Dossier ubuesque fin mai, à la barre du tribunal correctionnel où trois personnes comparaissaient pour recel et suppression de correspondance par dépositaire de l'autorité publique. Le plaignant avait écopé d'une peine avec sursis pour l'envoi de 4 cartes postales osées, avant d'être relaxé en appel.
La partie civile était représentée par un ténor du barreau parisien, Me Jean-Paul Baduel, hier au tribunal. Son client Philippe Pissier, plasticien établi à Castelnau-Montratier, avait défrayé la chronique en mai 2009 ; il y comparaissait alors pour avoir envoyé quatre cartes postales montrant des photos de Castelnau agrémentées d'un montage. En l'occurrence une poitrine féminine dénudée et des pinces à linge pinçant les tétons. Au moment du procès, pour le procureur Éric Seguin, l'infraction d'atteinte à la dignité était constituée. Dans son réquisitoire, il avait demandé deux mois avec sursis.
Saisi par une citation directe, le tribunal a appelé, hier à la barre, les deux responsables de la Poste ainsi que le capitaine de gendarmerie, alors en charge de l'enquête. Il leur est reproché un délit de dénonciation mensongère, et recel de détournement de correspondance.
"Dans ce dossier, je demande au tribunal de statuer sur l'abus de pouvoir. Ce n'est pas un trafic de stupéfiants, c'est une vision esthétique des choses, avance Me Jean-Paul Baduel. La cour d'appel d'Agen a estimé qu'il n'y avait aucun caractère pornographique et a relaxé mon client.
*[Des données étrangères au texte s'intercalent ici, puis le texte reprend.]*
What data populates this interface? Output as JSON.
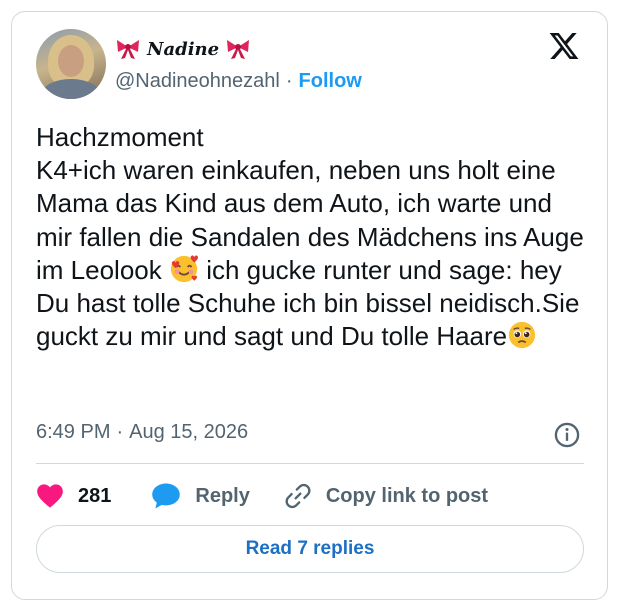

Suite aux cartes postales données physiquement par un postier à la gendarmerie, on a fait des perquisitions chez mon client. On lui a pris son ordinateur pour voir s'il n'y avait pas un site à caractère pornographique. L'expertise a conduit à la transformation sur CD-Rom de la mémoire de l'ordinateur. Elle a été placée sous scellé et toujours pas rendue".
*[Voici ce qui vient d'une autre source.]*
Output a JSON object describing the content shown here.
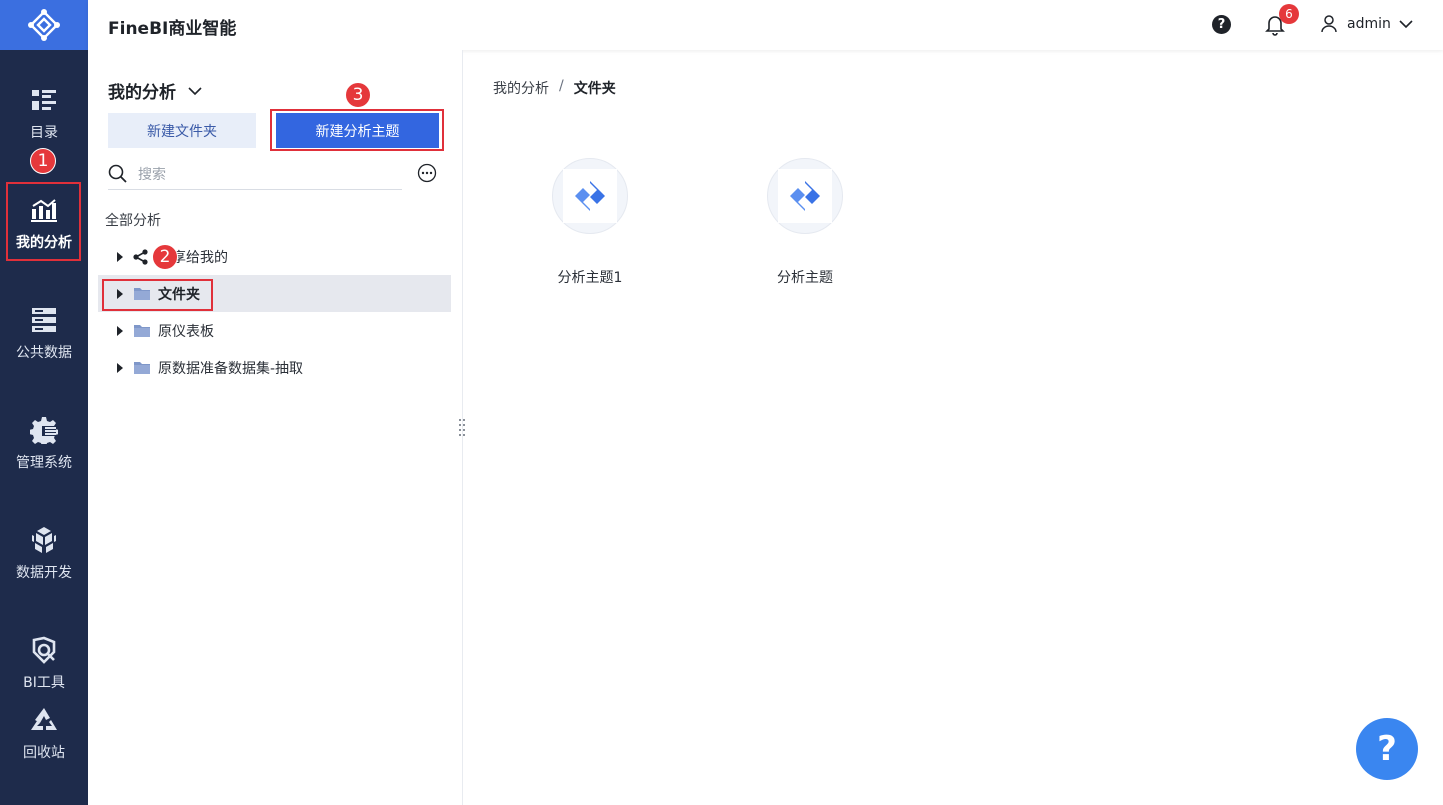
{
  "app": {
    "title": "FineBI商业智能"
  },
  "header": {
    "notification_count": "6",
    "user": "admin",
    "help_glyph": "?"
  },
  "nav": {
    "items": [
      {
        "label": "目录",
        "icon": "catalog-icon"
      },
      {
        "label": "我的分析",
        "icon": "analysis-chart-icon",
        "active": true
      },
      {
        "label": "公共数据",
        "icon": "database-icon"
      },
      {
        "label": "管理系统",
        "icon": "gear-icon"
      },
      {
        "label": "数据开发",
        "icon": "cube-icon"
      },
      {
        "label": "BI工具",
        "icon": "tools-icon"
      },
      {
        "label": "回收站",
        "icon": "recycle-icon"
      }
    ]
  },
  "panel": {
    "title": "我的分析",
    "new_folder_label": "新建文件夹",
    "new_theme_label": "新建分析主题",
    "search_placeholder": "搜索",
    "section_label": "全部分析",
    "tree": [
      {
        "label": "共享给我的",
        "icon": "share-icon"
      },
      {
        "label": "文件夹",
        "icon": "folder-icon",
        "selected": true
      },
      {
        "label": "原仪表板",
        "icon": "folder-icon"
      },
      {
        "label": "原数据准备数据集-抽取",
        "icon": "folder-icon"
      }
    ]
  },
  "steps": {
    "s1": "1",
    "s2": "2",
    "s3": "3"
  },
  "content": {
    "breadcrumb": [
      "我的分析",
      "/",
      "文件夹"
    ],
    "cards": [
      {
        "label": "分析主题1",
        "icon": "analysis-theme-icon"
      },
      {
        "label": "分析主题",
        "icon": "analysis-theme-icon"
      }
    ]
  },
  "fab": {
    "glyph": "?"
  },
  "colors": {
    "nav_bg": "#1e2b4b",
    "brand": "#3b6fe0",
    "primary_button": "#3366e0",
    "highlight_box": "#e0303a",
    "step_badge": "#e5383b",
    "fab": "#3a86f0"
  }
}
"Je ne suis pas à l'origine des poursuites, observe Thiffany Gamain, substitut au procureur. J'ai cru entendre que l'on replaidait la culpabilité ou non de M. Pissier. Il est innocent des faits pour lesquels il était poursuivi. Pour autant, est-ce que ça rend illégitime les enquêtes qui ont été diligentées. Faut-il mettre en cause la qualité du travail qui a été faite par les enquêteurs ? Sur le recel reproché au capitaine de gendarmerie, on est dans une situation extravagante : comment pouvait-il savoir que les cartes provenaient d'une infraction ? Je demande la relaxe".
"Une employée a été choquée par ces cartes postales, rappelle un des responsables de la Poste. J'ai indiqué à la gendarmerie qu'il y avait à Cahors, des cartes postales particulières. Elles portaient atteinte à l'image de la femme".
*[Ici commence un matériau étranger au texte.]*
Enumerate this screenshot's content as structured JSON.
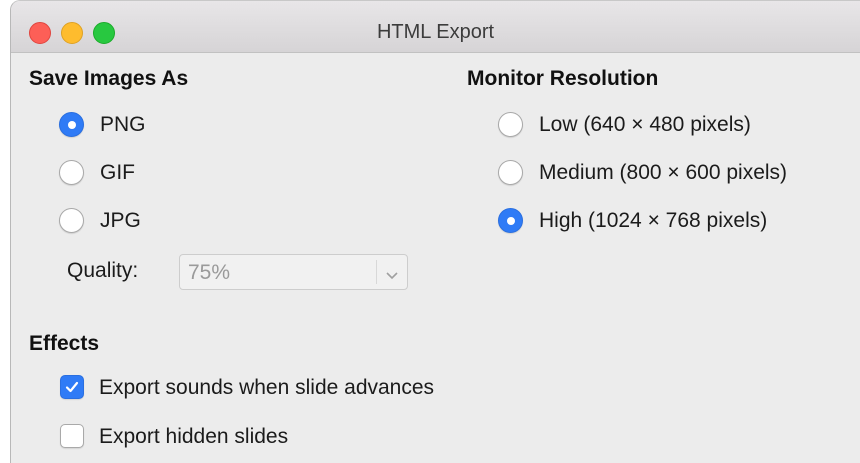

"Pour se faire reconnaître artiste, il y a le talent et il y a l'esclandre. Mon client a œuvré pendant des années au centre de recherche de Cahors, plaide Me Laurent Belou, avocat du capitaine de gendarmerie. Il n'apprécie pas qu'à cause d'une carte postale, Cahors soit connu dans le monde entier. M. Pissier est en train de mettre en place, par son raisonnement, un raisonnement totalitaire. M. Pissier doit faire la distinction entre le débat judiciaire loyal et la calomnie. Je trouve inacceptable qu'on puisse mettre sur le net une lettre qui traîne mon client dans la boue. Là on devient une société totalitaire".
Le jugement a été mis en délibéré au 7 juillet.